Radiomics and artificial intelligence in lung cancer screening

Affiliations
Review

Radiomics and artificial intelligence in lung cancer screening

Franciszek Binczyk et al. Transl Lung Cancer Res. 2021 Feb.

Abstract

Lung cancer is responsible for more fatalities than any other cancer worldwide, with 1.76 million associated deaths reported in 2018. The key issue in the fight against this disease is the detection and diagnosis of all pulmonary nodules at an early stage. Artificial intelligence (AI) algorithms play a vital role in the automated detection, segmentation, and computer-aided diagnosis of malignant lesions. Among the existing algorithms, radiomics and deep-learning-based types appear to show the most promise. Radiomics is a growing field related to the extraction of a set of features from an image, which allows for automated classification of medical images into a predefined group. The process comprises a series of consecutive steps including image acquisition and pre-processing, segmentation of the desired region of interest, calculation of defined features, feature engineering, and construction of the classification model. The features calculated in this process are mainly shape features, as well as first- and higher-order texture features. To date, more than 100 features have been defined, although this number varies depending on the application.
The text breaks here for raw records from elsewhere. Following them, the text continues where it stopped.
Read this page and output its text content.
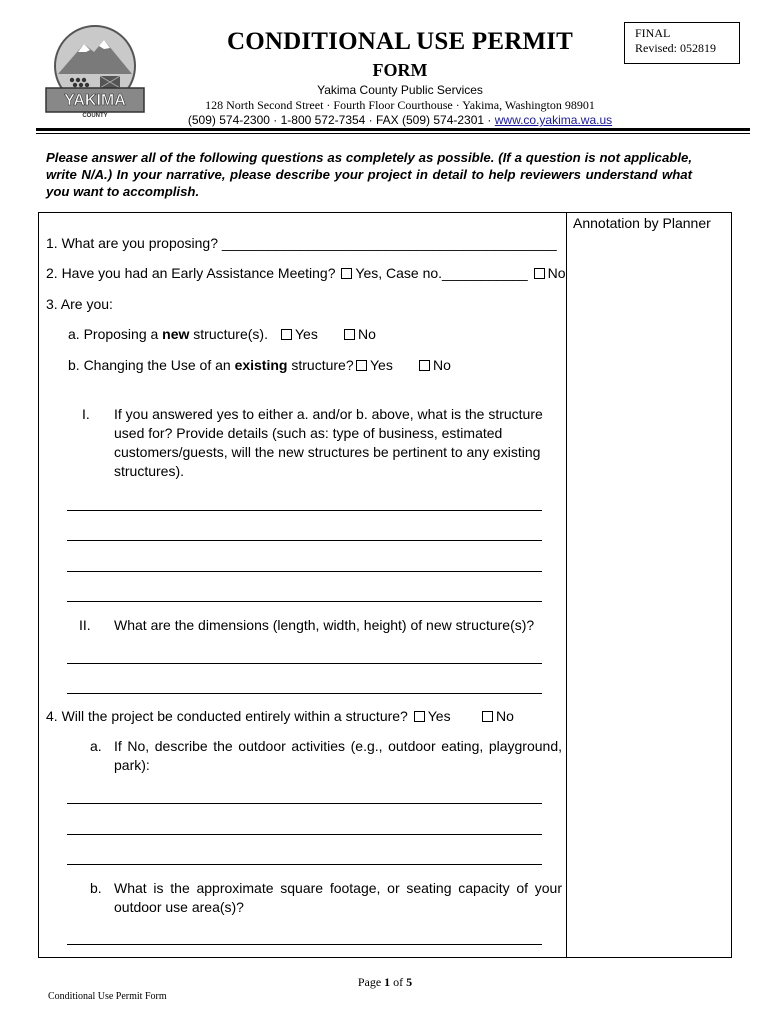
YAKIMA
COUNTY
CONDITIONAL USE PERMIT
FORM
Yakima County Public Services
128 North Second Street · Fourth Floor Courthouse · Yakima, Washington 98901
(509) 574-2300 · 1-800 572-7354 · FAX (509) 574-2301 · www.co.yakima.wa.us
FINAL
Revised: 052819
Please answer all of the following questions as completely as possible. (If a question is not applicable, write N/A.) In your narrative, please describe your project in detail to help reviewers understand what you want to accomplish.
Annotation by Planner
1. What are you proposing? ___________________________________________
2. Have you had an Early Assistance Meeting? Yes, Case no.___________ No
3. Are you:
a. Proposing a new structure(s).	Yes	No
b. Changing the Use of an existing structure?	Yes	No
I. If you answered yes to either a. and/or b. above, what is the structure used for? Provide details (such as: type of business, estimated customers/guests, will the new structures be pertinent to any existing structures).
II. What are the dimensions (length, width, height) of new structure(s)?
4. Will the project be conducted entirely within a structure? Yes	No
a. If No, describe the outdoor activities (e.g., outdoor eating, playground, park):
b. What is the approximate square footage, or seating capacity of your outdoor use area(s)?
Page 1 of 5
Conditional Use Permit Form
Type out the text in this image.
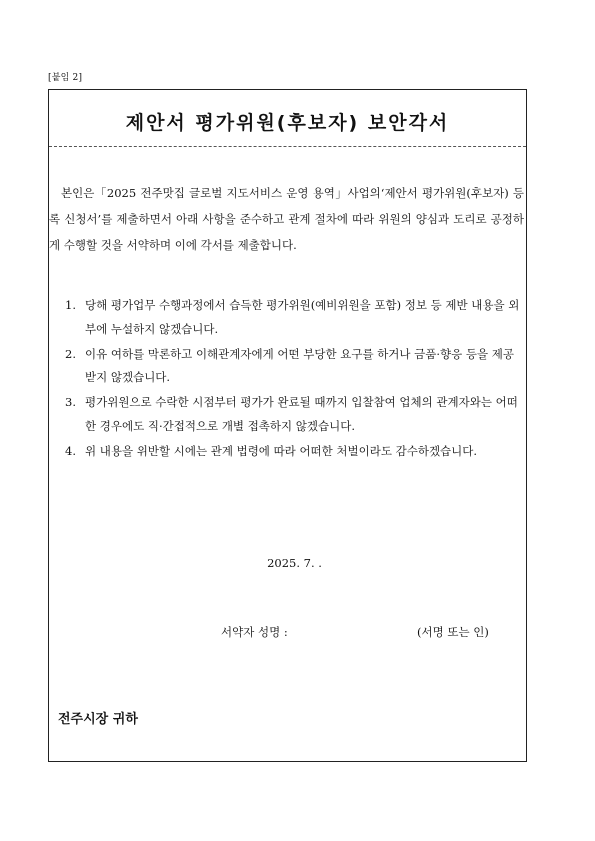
[붙임 2]
제안서 평가위원(후보자) 보안각서

본인은「2025 전주맛집 글로벌 지도서비스 운영 용역」사업의‘제안서 평가위원(후보자) 등록 신청서’를 제출하면서 아래 사항을 준수하고 관계 절차에 따라 위원의 양심과 도리로 공정하게 수행할 것을 서약하며 이에 각서를 제출합니다.

1. 당해 평가업무 수행과정에서 습득한 평가위원(예비위원을 포함) 정보 등 제반 내용을 외부에 누설하지 않겠습니다.
2. 이유 여하를 막론하고 이해관계자에게 어떤 부당한 요구를 하거나 금품·향응 등을 제공받지 않겠습니다.
3. 평가위원으로 수락한 시점부터 평가가 완료될 때까지 입찰참여 업체의 관계자와는 어떠한 경우에도 직·간접적으로 개별 접촉하지 않겠습니다.
4. 위 내용을 위반할 시에는 관계 법령에 따라 어떠한 처벌이라도 감수하겠습니다.
2025. 7. .
서약자 성명 :	(서명 또는 인)
전주시장 귀하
The greatest challenge in radiomics is building a cross-validated model based on a selected set of calculated features known as the radiomic signature. Numerous radiomic signatures have successfully been developed; however, reproducibility and clinical validity of the results obtained constitutes a considerable challenge of modern radiomics. Deep learning algorithms are another rapidly evolving technique and are recognized as a valuable tool in the field of medical image analysis for the detection, characterization, and assessment of lesions. Such an approach involves the design of artificial neural network architecture while upholding the goal of high classification accuracy. This paper illuminates the evolution and current state of artificial intelligence methods in lung imaging and the detection and diagnosis of pulmonary nodules, with a particular emphasis on radiomics and deep learning methods.

Keywords: Computer-aided lung nodule detection; deep learning for medical image analysis; radiomics.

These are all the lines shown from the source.